Mila prend le couteau à pain posé sur la table. S'approche à pas de chat. Avant qu'elle puisse bondir sur lui, Bobby se retourne.
Il échappe la pinte. L'odeur du lait qui a tourné se répand en même temps que le liquide sur le plancher. Ses yeux écarquillés clignent une fois, deux fois, et à la troisième fois, il laisse échapper un fou rire.
« Mila, you really surprised me!
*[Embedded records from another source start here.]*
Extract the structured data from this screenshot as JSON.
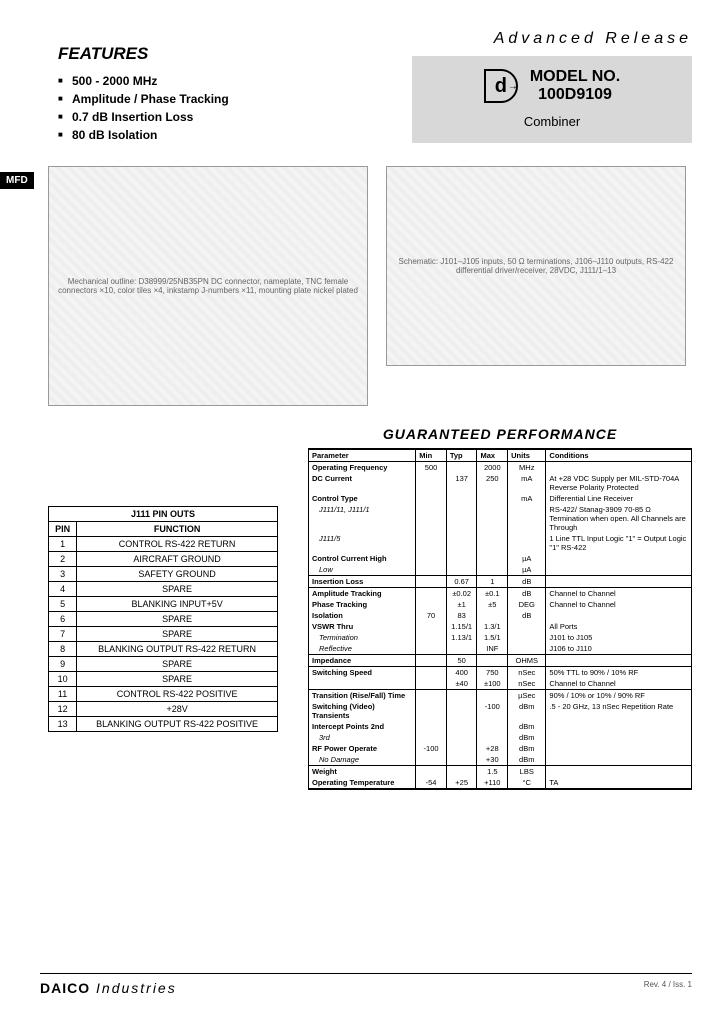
{
  "badge": "MFD",
  "features": {
    "heading": "FEATURES",
    "items": [
      "500 - 2000 MHz",
      "Amplitude / Phase Tracking",
      "0.7 dB Insertion Loss",
      "80 dB Isolation"
    ]
  },
  "header": {
    "advanced": "Advanced Release",
    "model_label": "MODEL NO.",
    "model_number": "100D9109",
    "subtitle": "Combiner",
    "logo_letter": "d"
  },
  "diagrams": {
    "mechanical_caption": "Mechanical outline: D38999/25NB35PN DC connector, nameplate, TNC female connectors ×10, color tiles ×4, inkstamp J-numbers ×11, mounting plate nickel plated",
    "schematic_caption": "Schematic: J101–J105 inputs, 50 Ω terminations, J106–J110 outputs, RS-422 differential driver/receiver, 28VDC, J111/1–13"
  },
  "pinouts": {
    "title": "J111 PIN OUTS",
    "columns": [
      "PIN",
      "FUNCTION"
    ],
    "rows": [
      [
        "1",
        "CONTROL RS-422 RETURN"
      ],
      [
        "2",
        "AIRCRAFT GROUND"
      ],
      [
        "3",
        "SAFETY GROUND"
      ],
      [
        "4",
        "SPARE"
      ],
      [
        "5",
        "BLANKING INPUT+5V"
      ],
      [
        "6",
        "SPARE"
      ],
      [
        "7",
        "SPARE"
      ],
      [
        "8",
        "BLANKING OUTPUT RS-422 RETURN"
      ],
      [
        "9",
        "SPARE"
      ],
      [
        "10",
        "SPARE"
      ],
      [
        "11",
        "CONTROL RS-422 POSITIVE"
      ],
      [
        "12",
        "+28V"
      ],
      [
        "13",
        "BLANKING OUTPUT RS-422 POSITIVE"
      ]
    ]
  },
  "performance": {
    "heading": "GUARANTEED PERFORMANCE",
    "columns": [
      "Parameter",
      "Min",
      "Typ",
      "Max",
      "Units",
      "Conditions"
    ],
    "rows": [
      {
        "p": "Operating Frequency",
        "min": "500",
        "typ": "",
        "max": "2000",
        "u": "MHz",
        "c": "",
        "sep": false
      },
      {
        "p": "DC Current",
        "min": "",
        "typ": "137",
        "max": "250",
        "u": "mA",
        "c": "At +28 VDC Supply per MIL-STD-704A Reverse Polarity Protected",
        "sep": false
      },
      {
        "p": "Control Type",
        "min": "",
        "typ": "",
        "max": "",
        "u": "mA",
        "c": "Differential Line Receiver",
        "sep": false
      },
      {
        "p": "J111/11, J111/1",
        "sub": true,
        "min": "",
        "typ": "",
        "max": "",
        "u": "",
        "c": "RS-422/ Stanag-3909 70-85 Ω Termination when open. All Channels are Through",
        "sep": false
      },
      {
        "p": "J111/5",
        "sub": true,
        "min": "",
        "typ": "",
        "max": "",
        "u": "",
        "c": "1 Line TTL Input Logic \"1\" = Output Logic \"1\" RS-422",
        "sep": false
      },
      {
        "p": "Control Current   High",
        "min": "",
        "typ": "",
        "max": "",
        "u": "µA",
        "c": "",
        "sep": false
      },
      {
        "p": "Low",
        "sub": true,
        "min": "",
        "typ": "",
        "max": "",
        "u": "µA",
        "c": "",
        "sep": true
      },
      {
        "p": "Insertion Loss",
        "min": "",
        "typ": "0.67",
        "max": "1",
        "u": "dB",
        "c": "",
        "sep": true
      },
      {
        "p": "Amplitude Tracking",
        "min": "",
        "typ": "±0.02",
        "max": "±0.1",
        "u": "dB",
        "c": "Channel to Channel",
        "sep": false
      },
      {
        "p": "Phase Tracking",
        "min": "",
        "typ": "±1",
        "max": "±5",
        "u": "DEG",
        "c": "Channel to Channel",
        "sep": false
      },
      {
        "p": "Isolation",
        "min": "70",
        "typ": "83",
        "max": "",
        "u": "dB",
        "c": "",
        "sep": false
      },
      {
        "p": "VSWR   Thru",
        "min": "",
        "typ": "1.15/1",
        "max": "1.3/1",
        "u": "",
        "c": "All Ports",
        "sep": false
      },
      {
        "p": "Termination",
        "sub": true,
        "min": "",
        "typ": "1.13/1",
        "max": "1.5/1",
        "u": "",
        "c": "J101 to J105",
        "sep": false
      },
      {
        "p": "Reflective",
        "sub": true,
        "min": "",
        "typ": "",
        "max": "INF",
        "u": "",
        "c": "J106 to J110",
        "sep": true
      },
      {
        "p": "Impedance",
        "min": "",
        "typ": "50",
        "max": "",
        "u": "OHMS",
        "c": "",
        "sep": true
      },
      {
        "p": "Switching Speed",
        "min": "",
        "typ": "400",
        "max": "750",
        "u": "nSec",
        "c": "50% TTL to 90% / 10% RF",
        "sep": false
      },
      {
        "p": "",
        "min": "",
        "typ": "±40",
        "max": "±100",
        "u": "nSec",
        "c": "Channel to Channel",
        "sep": true
      },
      {
        "p": "Transition (Rise/Fall) Time",
        "min": "",
        "typ": "",
        "max": "",
        "u": "µSec",
        "c": "90% / 10% or 10% / 90% RF",
        "sep": false
      },
      {
        "p": "Switching (Video) Transients",
        "min": "",
        "typ": "",
        "max": "-100",
        "u": "dBm",
        "c": ".5 - 20 GHz, 13 nSec Repetition Rate",
        "sep": false
      },
      {
        "p": "Intercept Points   2nd",
        "min": "",
        "typ": "",
        "max": "",
        "u": "dBm",
        "c": "",
        "sep": false
      },
      {
        "p": "3rd",
        "sub": true,
        "min": "",
        "typ": "",
        "max": "",
        "u": "dBm",
        "c": "",
        "sep": false
      },
      {
        "p": "RF Power   Operate",
        "min": "-100",
        "typ": "",
        "max": "+28",
        "u": "dBm",
        "c": "",
        "sep": false
      },
      {
        "p": "No Damage",
        "sub": true,
        "min": "",
        "typ": "",
        "max": "+30",
        "u": "dBm",
        "c": "",
        "sep": true
      },
      {
        "p": "Weight",
        "min": "",
        "typ": "",
        "max": "1.5",
        "u": "LBS",
        "c": "",
        "sep": false
      },
      {
        "p": "Operating Temperature",
        "min": "-54",
        "typ": "+25",
        "max": "+110",
        "u": "°C",
        "c": "TA",
        "sep": true
      }
    ]
  },
  "footer": {
    "brand_bold": "DAICO",
    "brand_light": " Industries",
    "rev": "Rev. 4 / Iss. 1"
  },
  "colors": {
    "model_box_bg": "#d8d8d8",
    "text": "#000000",
    "bg": "#ffffff"
  }
}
J'savais pas que vous étiez rentrés. »
La pression dans les épaules de Mila diminue. Elle baisse le couteau, le repose sur la table, en se sentant un peu ridicule. La vie avec les Winchester l'a rendue parano, elle aussi.
« Sorry, Bobby », murmure-t-elle, en réprimant une grimace de dégoût à la vue du lait caillé sur le carrelage.
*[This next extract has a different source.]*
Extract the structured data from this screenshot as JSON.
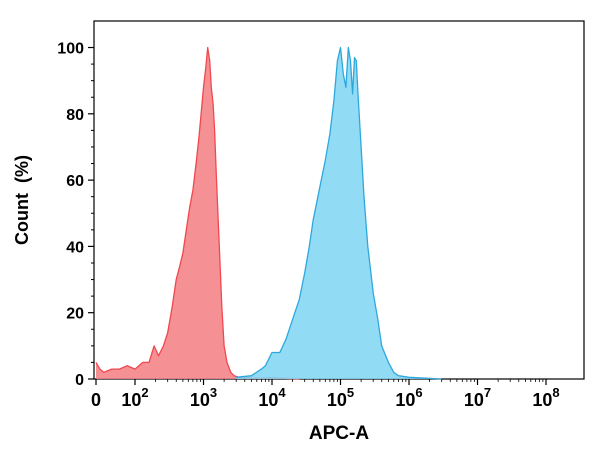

« No need to. » L'homme de cinquante-cinq ans attrape une guenille. Ramasse le dégât. Jette le torchon dans l'évier. Fait couler l'eau. Rince encore une fois le plancher et l'essuie avec un linge sec. Il se redresse en se frottant le bas du dos.
Il voit les yeux de la petite attirés par le grilled cheese, qu'il a déposé sur une assiette. « T'as faim ? »
Elle fait non de la tête, mais son estomac proteste, arrachant un sourire au vieux chasseur. Il lui fait signe de s'asseoir près de la table. Place devant elle l'assiette. Remplit ensuite un bol de soupe, apporte une cuiller. Les deux ne disent rien pendant quelques minutes, le temps d'engloutir chacun son repas.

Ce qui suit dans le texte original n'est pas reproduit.